Kibera has been one of the hardest hit communities both by the spread of the virus and by economic hardship resulting from a nationwide curfew, closed borders, and a massive loss of jobs and income sources. We have noted an increase in reports of crime, domestic violence, gender-based violence, and early marriage. In check-in calls with Uweza families, we have learned that a large majority have lost their casual jobs or have seen their businesses collapse. Most are getting by on one or two meals a day and are now months behind on their rent, making the fear of eviction one of their biggest concerns.

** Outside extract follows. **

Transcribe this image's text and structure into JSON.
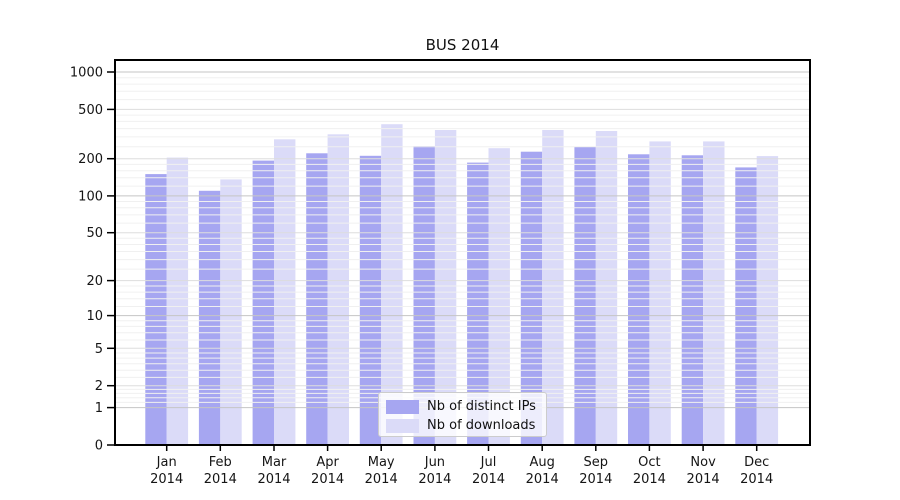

Here are the some of the activities that we have undertaken and program participants that we have engaged in these activities:
1. Informative Murals
Uweza artists have worked together to create murals in 15 different areas of Kibera with information about coronavirus, how to protect yourself, and how to seek help if you suspect you are infected.
2. Producing and Distributing Masks
About a week after the first confirmed case and long before any major health agency was recommending it, some of the participants of our sewing course and members of the Bright Futures program worked together with our sewing teacher and fashion designer LooksLike Avido to sew and distribute reusable masks. To date, we have sewn and distributed 11,800 free masks. We are now receiving donations of resuable masks from the Safe Hands Kenya coalition and have distributed an additional 7,500 free masks to Kibera residents this week, bringing our total to 19,300 masks.
3. Food Pack and Food Voucher Distribution / Cash Transfers
Because so many Kibera residents have lost their sources of income, meeting their basic needs has been a problem for the last several months. Through local partnerships and donations from our supporters, we have been able to distribute 910 food packs and/or weekly food vouchers to families so that they can be able to stay safely at home and avoid having to put themselves at risk. Members of our men's and women's soccer teams have pitched in to help put together the food packs. We have also been able to provide 450 mobile cash transfers to youth and women participating in our programs so that they can meet other urgent needs, including rent.
We know that we have a long way to go until we are able to reach the other side of this crisis and reopen our regular programming. We will continue to do everything we can to keep the families in our program safe, ensure they are able to meet their basic needs, and provide continued opportunities to earn income and stay engaged for the youth in our programs.
We appreciate all the support that we have received toward these efforts and we hope that this report finds you safe and healthy.